It's not only the difficulty of picking them out of their isolation in
what looks like a landscape, but through their treatment as solarizations. By flashing the photograph with light
while it's being developed the lights and darks of the image are reversed so
that it ends up looking like something in between a positive and a negative,
and giving it it's silvery effect.
Released from the specifics of time and place Nizam moves light and
architecture across the threshold from profane to the sacred world. Turning full circle, when the ancients
built their astronomical architectures, they did so to fix the light and make
it as predictable as they could; like a photograph.
The way Nizam has formed the
light in immaterial pieces like Shard of Light and Thought Forms makes them truly liminal works on the threshold
between photography and sculpture.
Firmly on the other side, the side of sculpture, are the works that
Nizam lets us experience directly, Interminable Structure and Door Slab. As
fragments of architecture they share a subject with a number of the photographs, but in many ways they're the
photographs' reverse: white to black; light to the absence of light; straight
to crooked; image to solid.
The familiar diagram of the
way perception works is of a pyramid leading away from its base at an object to
an apex at an eye. The diagram for
the mechanics of a pinhole camera and camera obscura are the same, with the eye
replaced by a small hole or lens.
The straight lines of the pyramid represent light, so it's not too much
to say that perception is light.
Photography being an art of light, it is also the art of straight
lines. Interminable Structure is made of bent lines, photography's opposite,
therefore sculpture. The rebar
from which it's made comes from the demolished buildings of the Little Mountain
housing project, the site of Nizam's previous series Memorandoms. In
its present arrangement it resembles a ball or basket, but its individual
pieces are infinitely variable. As
architectural wreckage it is similar to Disc and Illuminations.
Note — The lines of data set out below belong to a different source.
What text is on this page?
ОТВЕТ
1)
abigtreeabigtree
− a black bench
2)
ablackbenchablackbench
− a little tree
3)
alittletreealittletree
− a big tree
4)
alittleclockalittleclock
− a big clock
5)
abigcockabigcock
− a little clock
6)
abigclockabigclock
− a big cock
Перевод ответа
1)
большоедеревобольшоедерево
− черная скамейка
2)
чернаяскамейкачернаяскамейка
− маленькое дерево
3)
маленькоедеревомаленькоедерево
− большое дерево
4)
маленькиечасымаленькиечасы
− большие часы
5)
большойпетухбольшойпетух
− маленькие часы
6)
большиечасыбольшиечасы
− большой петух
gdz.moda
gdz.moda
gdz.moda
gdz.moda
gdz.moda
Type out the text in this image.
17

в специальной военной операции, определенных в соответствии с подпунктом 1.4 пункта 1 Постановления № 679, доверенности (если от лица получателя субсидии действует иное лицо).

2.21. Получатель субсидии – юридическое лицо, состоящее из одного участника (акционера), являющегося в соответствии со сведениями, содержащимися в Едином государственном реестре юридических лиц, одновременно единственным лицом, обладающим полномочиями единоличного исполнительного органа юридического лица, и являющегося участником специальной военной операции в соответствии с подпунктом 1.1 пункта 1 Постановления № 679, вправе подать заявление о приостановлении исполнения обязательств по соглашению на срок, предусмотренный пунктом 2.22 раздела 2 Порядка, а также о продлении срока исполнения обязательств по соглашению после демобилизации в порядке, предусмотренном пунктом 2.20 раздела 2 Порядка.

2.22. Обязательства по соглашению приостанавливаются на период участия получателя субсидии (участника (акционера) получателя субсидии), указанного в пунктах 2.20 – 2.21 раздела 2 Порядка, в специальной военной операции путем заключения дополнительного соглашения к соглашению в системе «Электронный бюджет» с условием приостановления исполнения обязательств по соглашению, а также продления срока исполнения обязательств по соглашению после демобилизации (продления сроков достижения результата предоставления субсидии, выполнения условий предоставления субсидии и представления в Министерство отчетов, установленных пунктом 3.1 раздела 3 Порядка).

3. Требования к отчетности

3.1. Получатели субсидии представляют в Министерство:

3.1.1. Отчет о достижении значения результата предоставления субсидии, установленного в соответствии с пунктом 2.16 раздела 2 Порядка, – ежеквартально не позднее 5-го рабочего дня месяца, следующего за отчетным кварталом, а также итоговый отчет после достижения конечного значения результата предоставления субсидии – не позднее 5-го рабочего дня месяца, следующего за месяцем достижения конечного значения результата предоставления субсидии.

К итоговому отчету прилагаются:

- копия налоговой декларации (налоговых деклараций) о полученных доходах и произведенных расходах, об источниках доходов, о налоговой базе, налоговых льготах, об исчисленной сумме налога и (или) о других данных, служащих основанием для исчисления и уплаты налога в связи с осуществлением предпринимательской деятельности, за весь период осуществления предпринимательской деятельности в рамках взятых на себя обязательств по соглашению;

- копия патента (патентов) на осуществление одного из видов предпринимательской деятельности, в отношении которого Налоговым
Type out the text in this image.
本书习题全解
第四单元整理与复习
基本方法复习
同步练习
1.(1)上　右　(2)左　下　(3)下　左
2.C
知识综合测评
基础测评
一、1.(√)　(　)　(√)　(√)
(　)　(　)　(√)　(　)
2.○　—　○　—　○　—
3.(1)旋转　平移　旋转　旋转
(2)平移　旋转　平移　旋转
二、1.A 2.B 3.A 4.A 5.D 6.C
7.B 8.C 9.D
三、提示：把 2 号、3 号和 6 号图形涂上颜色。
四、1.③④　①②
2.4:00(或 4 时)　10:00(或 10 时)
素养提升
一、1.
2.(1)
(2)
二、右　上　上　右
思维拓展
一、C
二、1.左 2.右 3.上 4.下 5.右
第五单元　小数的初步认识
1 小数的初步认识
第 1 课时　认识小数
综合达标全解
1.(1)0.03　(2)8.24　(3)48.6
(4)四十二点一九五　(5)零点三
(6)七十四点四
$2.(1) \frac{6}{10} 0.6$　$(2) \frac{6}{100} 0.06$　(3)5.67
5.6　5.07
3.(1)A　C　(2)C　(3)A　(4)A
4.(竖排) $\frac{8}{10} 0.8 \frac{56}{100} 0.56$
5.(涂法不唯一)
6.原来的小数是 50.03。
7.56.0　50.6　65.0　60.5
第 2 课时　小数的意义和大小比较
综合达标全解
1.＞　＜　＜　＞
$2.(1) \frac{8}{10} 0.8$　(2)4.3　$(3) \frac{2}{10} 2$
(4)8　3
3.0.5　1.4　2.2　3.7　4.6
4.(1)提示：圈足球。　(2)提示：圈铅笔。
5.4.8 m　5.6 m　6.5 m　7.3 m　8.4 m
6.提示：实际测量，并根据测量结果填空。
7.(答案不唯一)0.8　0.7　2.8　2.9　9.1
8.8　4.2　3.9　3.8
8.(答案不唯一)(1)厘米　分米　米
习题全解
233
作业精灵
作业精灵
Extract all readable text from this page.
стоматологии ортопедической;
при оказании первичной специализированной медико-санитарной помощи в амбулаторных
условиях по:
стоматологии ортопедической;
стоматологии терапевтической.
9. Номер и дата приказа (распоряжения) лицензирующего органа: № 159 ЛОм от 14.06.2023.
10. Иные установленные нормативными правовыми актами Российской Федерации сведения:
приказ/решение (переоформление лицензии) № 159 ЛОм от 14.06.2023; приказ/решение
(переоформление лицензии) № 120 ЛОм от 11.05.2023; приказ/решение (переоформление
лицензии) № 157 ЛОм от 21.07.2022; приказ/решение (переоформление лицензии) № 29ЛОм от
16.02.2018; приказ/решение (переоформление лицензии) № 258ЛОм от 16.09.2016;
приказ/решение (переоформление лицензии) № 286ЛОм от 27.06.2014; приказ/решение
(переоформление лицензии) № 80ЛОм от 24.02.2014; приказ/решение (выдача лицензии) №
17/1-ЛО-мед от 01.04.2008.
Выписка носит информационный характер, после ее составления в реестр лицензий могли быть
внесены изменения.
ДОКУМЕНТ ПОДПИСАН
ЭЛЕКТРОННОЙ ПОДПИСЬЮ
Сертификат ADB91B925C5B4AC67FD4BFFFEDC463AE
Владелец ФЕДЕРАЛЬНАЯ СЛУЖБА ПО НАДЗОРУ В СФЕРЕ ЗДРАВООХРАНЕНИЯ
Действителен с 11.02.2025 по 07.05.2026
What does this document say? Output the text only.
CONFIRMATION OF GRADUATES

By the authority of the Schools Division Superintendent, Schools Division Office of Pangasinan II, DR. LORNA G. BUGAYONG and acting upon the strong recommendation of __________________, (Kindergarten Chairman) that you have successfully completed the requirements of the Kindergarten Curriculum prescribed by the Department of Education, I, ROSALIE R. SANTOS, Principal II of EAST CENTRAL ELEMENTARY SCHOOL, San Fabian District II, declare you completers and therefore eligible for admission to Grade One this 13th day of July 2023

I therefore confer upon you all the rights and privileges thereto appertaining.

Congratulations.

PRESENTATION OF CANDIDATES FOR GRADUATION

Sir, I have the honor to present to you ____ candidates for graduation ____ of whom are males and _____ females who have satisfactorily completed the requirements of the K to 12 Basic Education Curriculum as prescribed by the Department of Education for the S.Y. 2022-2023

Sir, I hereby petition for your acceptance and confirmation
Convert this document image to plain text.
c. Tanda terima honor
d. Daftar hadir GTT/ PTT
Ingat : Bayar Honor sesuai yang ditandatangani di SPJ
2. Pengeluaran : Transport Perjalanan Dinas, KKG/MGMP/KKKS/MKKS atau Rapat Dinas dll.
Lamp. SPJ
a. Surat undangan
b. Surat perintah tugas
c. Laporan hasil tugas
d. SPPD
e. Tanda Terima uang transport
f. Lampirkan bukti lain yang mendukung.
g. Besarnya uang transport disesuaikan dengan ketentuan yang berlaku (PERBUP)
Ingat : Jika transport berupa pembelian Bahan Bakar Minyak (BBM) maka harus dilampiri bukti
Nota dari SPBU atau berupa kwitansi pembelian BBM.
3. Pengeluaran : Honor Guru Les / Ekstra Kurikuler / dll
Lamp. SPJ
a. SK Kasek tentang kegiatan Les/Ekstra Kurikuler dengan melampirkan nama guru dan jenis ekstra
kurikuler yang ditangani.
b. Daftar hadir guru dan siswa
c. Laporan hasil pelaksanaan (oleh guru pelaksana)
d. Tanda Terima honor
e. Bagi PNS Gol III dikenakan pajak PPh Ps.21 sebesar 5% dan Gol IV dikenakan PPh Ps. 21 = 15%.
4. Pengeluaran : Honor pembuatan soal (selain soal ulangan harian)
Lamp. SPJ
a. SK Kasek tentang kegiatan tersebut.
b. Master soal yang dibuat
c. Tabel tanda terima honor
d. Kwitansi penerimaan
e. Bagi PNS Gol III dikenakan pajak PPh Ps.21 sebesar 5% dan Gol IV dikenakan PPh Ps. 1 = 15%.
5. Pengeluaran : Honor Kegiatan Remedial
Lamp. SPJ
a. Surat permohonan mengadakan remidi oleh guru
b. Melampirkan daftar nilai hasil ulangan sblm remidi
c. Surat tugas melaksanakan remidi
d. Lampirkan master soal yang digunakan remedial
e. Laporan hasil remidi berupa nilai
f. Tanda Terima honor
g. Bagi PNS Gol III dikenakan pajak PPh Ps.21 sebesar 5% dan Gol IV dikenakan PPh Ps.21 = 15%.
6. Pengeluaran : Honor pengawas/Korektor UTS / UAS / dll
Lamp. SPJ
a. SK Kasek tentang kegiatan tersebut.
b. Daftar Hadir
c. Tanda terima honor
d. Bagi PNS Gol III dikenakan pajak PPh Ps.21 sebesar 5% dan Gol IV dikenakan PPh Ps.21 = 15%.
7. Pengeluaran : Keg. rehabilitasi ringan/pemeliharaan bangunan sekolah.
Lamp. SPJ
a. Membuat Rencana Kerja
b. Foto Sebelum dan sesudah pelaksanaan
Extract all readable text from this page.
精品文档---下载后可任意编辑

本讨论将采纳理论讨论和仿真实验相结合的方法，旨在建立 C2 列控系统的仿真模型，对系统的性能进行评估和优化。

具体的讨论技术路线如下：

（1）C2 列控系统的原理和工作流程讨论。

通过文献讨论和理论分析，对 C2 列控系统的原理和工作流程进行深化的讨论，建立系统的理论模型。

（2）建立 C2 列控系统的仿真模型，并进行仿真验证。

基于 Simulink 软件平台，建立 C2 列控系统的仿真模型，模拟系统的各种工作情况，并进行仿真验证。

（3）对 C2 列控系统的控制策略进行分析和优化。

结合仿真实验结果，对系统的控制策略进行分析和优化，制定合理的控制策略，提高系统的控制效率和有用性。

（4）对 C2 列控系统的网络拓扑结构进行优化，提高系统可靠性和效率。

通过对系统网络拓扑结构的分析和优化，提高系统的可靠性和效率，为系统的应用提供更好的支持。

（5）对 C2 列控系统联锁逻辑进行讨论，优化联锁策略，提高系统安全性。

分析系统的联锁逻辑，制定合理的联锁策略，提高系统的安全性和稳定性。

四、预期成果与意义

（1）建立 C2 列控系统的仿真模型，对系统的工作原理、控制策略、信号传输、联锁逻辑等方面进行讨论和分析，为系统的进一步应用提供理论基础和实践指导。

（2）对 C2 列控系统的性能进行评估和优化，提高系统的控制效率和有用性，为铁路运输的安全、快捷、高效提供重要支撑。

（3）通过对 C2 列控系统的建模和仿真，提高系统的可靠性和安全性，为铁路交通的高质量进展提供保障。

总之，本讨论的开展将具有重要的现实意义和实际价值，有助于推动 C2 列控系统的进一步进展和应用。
Door Slab is the clearest representation of a threshold or doorway. Calling it a "slab" is a bit
ironic since that usually implies a thickness. It's a sculpture, but barely so; a thin film of Cinefoil (a
matte black aluminum material used in photography and cinema) pressed into the
mere imprint of a door. With just
more dimension than an image, it looks like it's working itself away from being
a photograph towards an object. Rather
than reflecting light it leans against the wall, a wispy, dark shadow absorbing
it.
The awareness of existing at a
threshold, whether within ourselves, in the world, or between this one and the
next, is uniquely human, as is the desire to cross. In the hubbub of the ordinary world, that awareness is often
dampened. Through photographs,
sculpture, architecture, and light, especially light, Trace Heavens shows us that doorways between here and there abound, located right in
front of us or deep in the primitive portion of our brains. Through the poetry of its revolving
metaphors it gives us a gentle, whispered reminder of the relationships between
worlds. By creating distance from
the ordinary, Trace Heavens brings the recognition of our liminal state back
to the threshold of consciousness and thereby takes its place as part of the
fundamental expression of what it means to be human.